You ask, "Does a legal philosopher necessarily make a better Supreme Court justice?" Not by a long shot. What little I know of Oliver Wendell Holmes suggests that he was both brilliant, coherent, and wrong about what it means to be a self-governing people under the U.S. Constitution.

Re: the notion that the Constitution as a "living" document is not "a normative position" but "an undeniable fact." Yes, it’s a fact in the sense that John Marshall observed famously that "we must never forget that it is a Constitution we are interpreting," or words to that effect. But I think for some it is also "a normative position" insofar as they think that our understanding of rights today is an improvement upon that of the Founders precisely because today’s elites view human nature and hence government as evolving entities. I believe with the Founders that human nature is a fixed thing, and hence government (i.e., a constitution) should be designed to secure what human beings already possess that is fixed: namely, their God-given rights. You will have to explain how "the text" can be "the locus of constantly shifting meanings, understandings, conventions," while providing "the stability of a site of contestation and dialogue." Is there anything about the "site" that is fixed and hence can be interpreted in a steady way that is not prone to fluctuating interpretations of what one’s rights are vis-a-vis government powers?

Dear Lucas Morel,

I don’t think the fact that Roberts found a political home in the Republican Party says much about his views on the constitution. There could be a lot of reasons why he might have felt more comfortable working in a Republican administration. Further, when one is a young public official, one tends in one’s memos to work within the main policies and orientations of the government that is one’s master. This doesn’t mean telling them what they want to hear--one can disagree on many things and be honestly critical--but it does mean that you wouldn’t expect that a young public official in a Republican administration would give advice from a totally different ideological orientation.

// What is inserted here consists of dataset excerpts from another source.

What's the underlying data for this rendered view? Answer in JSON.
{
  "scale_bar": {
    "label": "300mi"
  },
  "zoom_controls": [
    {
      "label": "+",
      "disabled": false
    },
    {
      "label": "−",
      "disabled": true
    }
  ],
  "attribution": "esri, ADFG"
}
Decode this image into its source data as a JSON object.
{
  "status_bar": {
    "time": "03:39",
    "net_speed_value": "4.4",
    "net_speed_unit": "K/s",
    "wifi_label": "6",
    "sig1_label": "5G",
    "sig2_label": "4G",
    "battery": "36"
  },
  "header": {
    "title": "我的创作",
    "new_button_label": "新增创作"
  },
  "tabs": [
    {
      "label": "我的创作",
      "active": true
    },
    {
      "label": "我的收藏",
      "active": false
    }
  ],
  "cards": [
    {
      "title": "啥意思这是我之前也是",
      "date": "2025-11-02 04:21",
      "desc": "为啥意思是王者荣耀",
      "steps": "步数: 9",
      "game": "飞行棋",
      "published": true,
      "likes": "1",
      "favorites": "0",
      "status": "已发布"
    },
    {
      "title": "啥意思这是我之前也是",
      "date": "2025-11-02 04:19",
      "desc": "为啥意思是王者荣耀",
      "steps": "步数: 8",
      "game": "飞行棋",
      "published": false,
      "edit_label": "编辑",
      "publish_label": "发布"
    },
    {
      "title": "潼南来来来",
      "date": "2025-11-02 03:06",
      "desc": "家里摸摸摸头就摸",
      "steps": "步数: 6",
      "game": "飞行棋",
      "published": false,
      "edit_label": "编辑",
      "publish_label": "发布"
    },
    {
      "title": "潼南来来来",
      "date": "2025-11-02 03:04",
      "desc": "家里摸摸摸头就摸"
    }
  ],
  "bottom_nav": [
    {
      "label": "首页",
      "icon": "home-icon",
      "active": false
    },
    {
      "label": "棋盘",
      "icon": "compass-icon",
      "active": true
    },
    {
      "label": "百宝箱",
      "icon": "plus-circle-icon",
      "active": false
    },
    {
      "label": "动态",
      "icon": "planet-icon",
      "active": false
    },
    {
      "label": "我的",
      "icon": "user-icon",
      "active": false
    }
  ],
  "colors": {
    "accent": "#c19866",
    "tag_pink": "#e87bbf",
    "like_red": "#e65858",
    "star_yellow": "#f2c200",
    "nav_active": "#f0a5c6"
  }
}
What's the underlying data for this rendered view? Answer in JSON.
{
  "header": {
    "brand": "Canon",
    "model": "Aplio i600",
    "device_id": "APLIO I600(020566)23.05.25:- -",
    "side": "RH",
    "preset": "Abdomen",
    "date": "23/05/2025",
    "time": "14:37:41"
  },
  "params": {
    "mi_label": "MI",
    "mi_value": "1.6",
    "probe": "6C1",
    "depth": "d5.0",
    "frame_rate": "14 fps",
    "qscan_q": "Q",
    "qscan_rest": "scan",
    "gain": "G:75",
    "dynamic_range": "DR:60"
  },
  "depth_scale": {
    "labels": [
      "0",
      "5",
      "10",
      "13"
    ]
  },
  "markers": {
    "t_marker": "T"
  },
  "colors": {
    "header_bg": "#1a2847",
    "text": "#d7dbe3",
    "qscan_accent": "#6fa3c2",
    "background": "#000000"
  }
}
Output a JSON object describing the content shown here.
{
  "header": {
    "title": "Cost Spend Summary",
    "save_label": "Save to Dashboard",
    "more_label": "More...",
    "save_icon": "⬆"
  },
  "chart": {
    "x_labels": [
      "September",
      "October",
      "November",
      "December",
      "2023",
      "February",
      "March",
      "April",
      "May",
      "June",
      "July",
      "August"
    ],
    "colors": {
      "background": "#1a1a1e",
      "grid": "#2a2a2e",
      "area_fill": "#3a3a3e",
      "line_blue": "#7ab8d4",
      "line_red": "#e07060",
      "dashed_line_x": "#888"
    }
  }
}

The fixity of human nature is not a guarantor against the mutability of political life, which constantly requires innovation in government. There are different possibilities within a fixed human nature that exhibit themselves in different times and places, requiring very different responses. As for the views of the founders, certainly Madison had a very dynamic understanding of the American regime; that is quite evident in the Federalist Papers.

You ask quite rightly about what is really the source of the fixity of constitution as a site of contestation in my own view. In think the source is a widepread view among Americans, relatively stable in recent history, that the path to desirable political change is not through radical constitutional amendment. This is a distinguishing feature of the American regime that sets it off from other societies, including other liberal democracies like Canada. People who want to change the text of the constitution in America are single issue lobbyists with little prospect of success.

But this fixity does not guarantee what you want guaranteed, which is stability of interpretation. You think rights are insecure unless we can know in advance that they will mean the same thing always. I on the other hand think that the balance between liberty and order must be constantly restruck address new circumstances, new claims, new problems, even new technologies, and while the text of the constitution provides guidance, it offers no more than guidance. Perhaps it is worth reflecting, if we are to speak of philosophy, on Aristotle’s presentation of natural right in the Nich. Ethics.